Co-workers unlikely to snitch
EVEN though one in three workers say they have witnessed unethical activities at work, only 47 per cent are willing to “blow the whistle” on their company or boss, according to a recent survey. Unethical and illegal activities in the workplace, also known as white-collar crimes, include financial fraud, bankruptcy fraud, bribery, insider trading, tax evasion and embezzlement.
Interestingly, men are more likely than women to report these types of activities, according the 2006 survey conducted by Spherion Corp, a staffing and recruiting company.

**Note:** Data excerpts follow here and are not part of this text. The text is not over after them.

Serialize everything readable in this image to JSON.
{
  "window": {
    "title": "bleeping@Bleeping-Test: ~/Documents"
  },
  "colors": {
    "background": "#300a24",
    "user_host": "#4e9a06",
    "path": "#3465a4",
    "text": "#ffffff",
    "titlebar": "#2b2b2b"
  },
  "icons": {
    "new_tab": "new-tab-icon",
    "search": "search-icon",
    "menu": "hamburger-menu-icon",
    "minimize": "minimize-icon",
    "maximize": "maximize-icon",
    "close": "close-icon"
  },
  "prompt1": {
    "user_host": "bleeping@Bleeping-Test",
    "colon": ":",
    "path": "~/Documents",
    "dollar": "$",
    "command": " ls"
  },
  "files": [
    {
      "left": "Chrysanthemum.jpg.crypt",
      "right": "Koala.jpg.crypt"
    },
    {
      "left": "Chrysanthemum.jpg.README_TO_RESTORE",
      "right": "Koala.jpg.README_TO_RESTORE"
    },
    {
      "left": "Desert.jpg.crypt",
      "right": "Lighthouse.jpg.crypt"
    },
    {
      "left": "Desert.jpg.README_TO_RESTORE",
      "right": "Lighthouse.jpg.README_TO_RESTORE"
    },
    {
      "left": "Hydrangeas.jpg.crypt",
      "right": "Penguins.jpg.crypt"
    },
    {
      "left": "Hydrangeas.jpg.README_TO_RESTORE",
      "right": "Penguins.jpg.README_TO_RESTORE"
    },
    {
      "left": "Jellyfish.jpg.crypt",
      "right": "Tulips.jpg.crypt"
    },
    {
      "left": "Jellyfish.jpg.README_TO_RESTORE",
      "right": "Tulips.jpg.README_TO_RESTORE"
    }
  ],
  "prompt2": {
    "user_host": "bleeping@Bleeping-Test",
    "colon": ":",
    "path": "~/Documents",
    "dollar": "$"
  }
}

“Things have changed considerably over the past few years, but the latest data suggests that there is still a perceived stigma attached to being a whistle blower,” said Richard Lamond, senior vice-president at Spherion. “However, more companies are putting policies in place to protect workers who report unethical behaviour, which includes hotlines where workers can expose any unethical behaviour they have observed anonymously.”
The use of hotlines in the corporate world increased with the creation of the Sarbanes-Oxley Act of 2002, an anti-fraud law designed to expose unethical behaviour and provide an avenue for employees to report anonymously.
The law was introduced in the wake of a series of corporate financial scandals that included Enron Corp, WorldCom Inc and Tyco International.
Uncle Sam holds a hefty receipt for the cost of illegal crimes in the workplace. According to the FBI, white-collar crime is estimated to cost the US more than $300 billion annually.
The February 2006 Spherion Workplace Snapshot survey included 1,436 US employed adults and has a sampling error of plus or minus three percentage points.